Roger Redden, a Baltimore attorney who represented Columbia
when it began as a private association 20 years ago, said he doesn't know "of any case that would provide clear guidance on the issue."
He said it may be up to the county code that established Crofton's Community Benefit District in 1969. The code lists all tax districts in the county. Some, such as Epping Forest, can spend tax money only to augment county police protection.
The code establishing Crofton is far broader. It says tax money can be used for "such other services [as the board] may have approved in its annual budget request as adopted by the County Council and the expenses necessary to administer these services."

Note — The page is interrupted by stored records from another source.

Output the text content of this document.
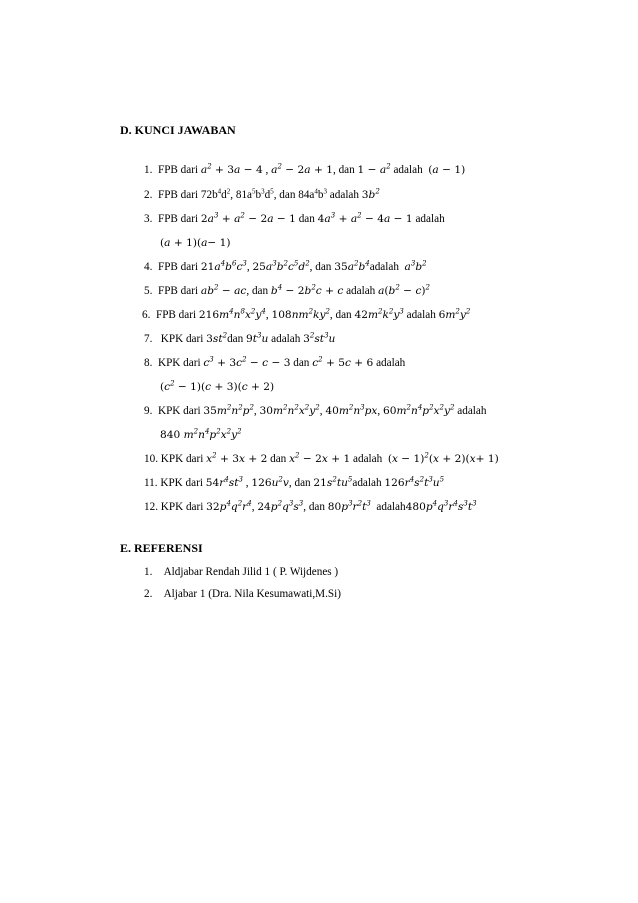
D. KUNCI JAWABAN
1. FPB dari $a^2 + 3a - 4$ , $a^2 - 2a + 1$, dan $1 - a^2$ adalah  (a − 1)
2. FPB dari $72b^4d^2$, $81a^5b^3d^5$, dan $84a^4b^3$ adalah $3b^2$
3. FPB dari $2a^3 + a^2 - 2a - 1$ dan $4a^3 + a^2 - 4a - 1$ adalah
(a + 1)(a− 1)
4. FPB dari $21a^4b^6c^3$, $25a^3b^2c^5d^2$, dan $35a^2b^4adalah$  $a^3b^2$
5. FPB dari $ab^2$ − ac, dan $b^4 - 2b^2c + c$ adalah $a(b^2 - c)^2$
6. FPB dari $216m^4n^8x^2y^4$, $108nm^2ky^2$, dan $42m^2k^2y^3$ adalah $6m^2y^2$
7. KPK dari $3st^2dan$ $9t^3u$ adalah $3^2st^3u$
8. KPK dari $c^3 + 3c^2 - c - 3$ dan $c^2 + 5c + 6$ adalah
$(c^2 - 1)(c + 3)(c + 2)$
9. KPK dari $35m^2n^2p^2$, $30m^2n^2x^2y^2$, $40m^2n^3px$, $60m^2n^4p^2x^2y^2$ adalah
840 $m^2n^4p^2x^2y^2$
10. KPK dari $x^2 + 3x + 2$ dan $x^2 - 2x + 1$ adalah  $(x - 1)^2(x + 2)(x+ 1)$
11. KPK dari $54r^4st^3$ , $126u^2v$, dan $21s^2tu^5adalah$ $126r^4s^2t^3u^5$
12. KPK dari $32p^4q^2r^4$, $24p^2q^3s^3$, dan $80p^3r^2t^3$  $adalah480p^4q^3r^4s^3t^3$
E. REFERENSI
1. Aldjabar Rendah Jilid 1 ( P. Wijdenes )
2. Aljabar 1 (Dra. Nila Kesumawati,M.Si)
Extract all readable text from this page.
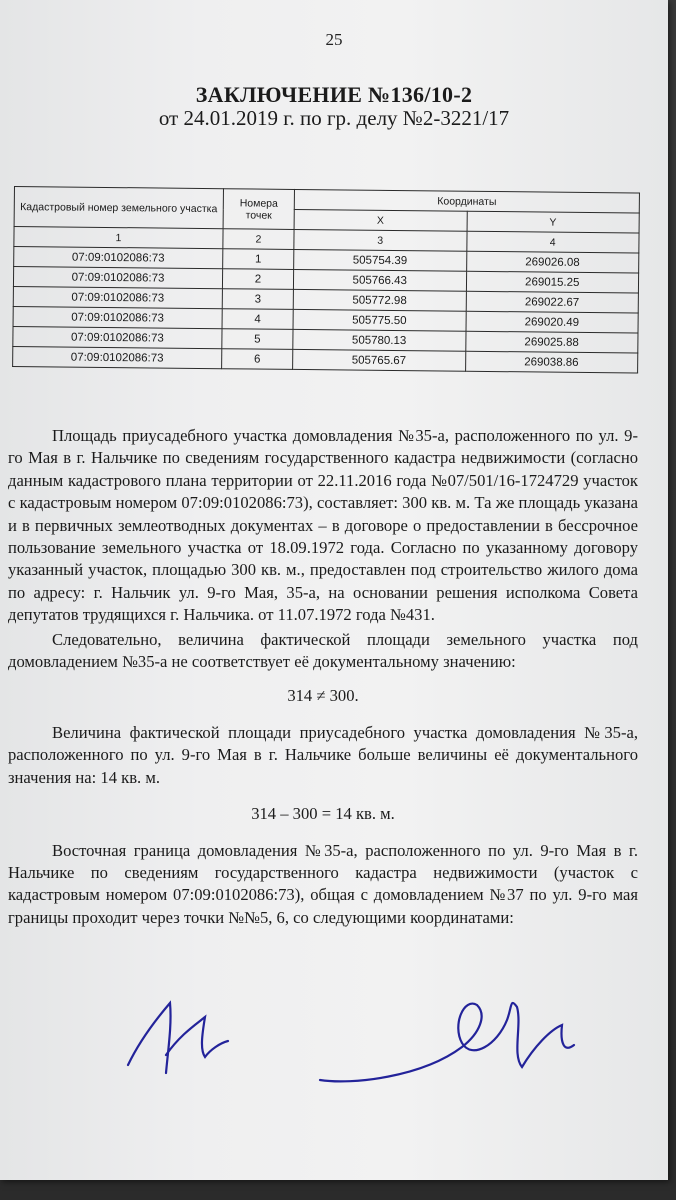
25
ЗАКЛЮЧЕНИЕ №136/10-2
от 24.01.2019 г. по гр. делу №2-3221/17
Кадастровый номер земельного участка	Номера точек	Координаты	
		X	Y
1	2	3	4
07:09:0102086:73	1	505754.39	269026.08
07:09:0102086:73	2	505766.43	269015.25
07:09:0102086:73	3	505772.98	269022.67
07:09:0102086:73	4	505775.50	269020.49
07:09:0102086:73	5	505780.13	269025.88
07:09:0102086:73	6	505765.67	269038.86

Площадь приусадебного участка домовладения №35-а, расположенного по ул. 9-го Мая в г. Нальчике по сведениям государственного кадастра недвижимости (согласно данным кадастрового плана территории от 22.11.2016 года №07/501/16-1724729 участок с кадастровым номером 07:09:0102086:73), составляет: 300 кв. м. Та же площадь указана и в первичных землеотводных документах – в договоре о предоставлении в бессрочное пользование земельного участка от 18.09.1972 года. Согласно по указанному договору указанный участок, площадью 300 кв. м., предоставлен под строительство жилого дома по адресу: г. Нальчик ул. 9-го Мая, 35-а, на основании решения исполкома Совета депутатов трудящихся г. Нальчика. от 11.07.1972 года №431.

Следовательно, величина фактической площади земельного участка под домовладением №35-а не соответствует её документальному значению:

314 ≠ 300.

Величина фактической площади приусадебного участка домовладения №35-а, расположенного по ул. 9-го Мая в г. Нальчике больше величины её документального значения на: 14 кв. м.

314 – 300 = 14 кв. м.

Восточная граница домовладения №35-а, расположенного по ул. 9-го Мая в г. Нальчике по сведениям государственного кадастра недвижимости (участок с кадастровым номером 07:09:0102086:73), общая с домовладением №37 по ул. 9-го мая границы проходит через точки №№5, 6, со следующими координатами:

But that apparently does not give Crofton blanket spending approval, even if it has the blessing from the County Council.
An unpublished opinion issued in 1976 by the state Attorney General's office dealing with tax districts stressed that it is "essential that the improvement financed by special assessment the district be of a public nature," regardless of whether it has been approved by the council.
Assistant Attorney General Dick Israel and other attorneys interviewed agreed there could be certain cases where enforcing covenants fits the definition of "public purpose."
"You would have to look at the covenant and see what it means to the community as a whole," he said.
Gene Drury, secretary of the civic association and head of the Covenant Review Committee, said he believes the public wants covenants enforced at all costs. He said he has never heard of questions relating to the legality of using tax money to enforce the covenant rules. "That is a very interesting question," he said.
Ed Dosek, president of the Crofton Civic Association, has no doubt that enforcing covenant provisions serves a broad public purpose.
He likened it to spending money to increase police patrols at the Crofton Country Club to deter vandals. That may be using public funds to protect a private business, but ridding the area of vandals benefits all Crofton residents.
Similarly, forcing one resident to take down a basketball hoop will stop others from erecting hoops, he said.
But does forcing one couple to remove a basketball hoop in one community serve a public purpose when residents who live in other sections of Crofton are allowed to put the goals up?
"That's the kind of question that makes people go to lawyers," Redden said.
Victor Tervala, of the Institute for Governmental Service, a research and consulting group based at the University of Maryland at College Park, said courts ruled against restrictive covenants in the 1960s to erase discrimination. "That was considered to be for the public good."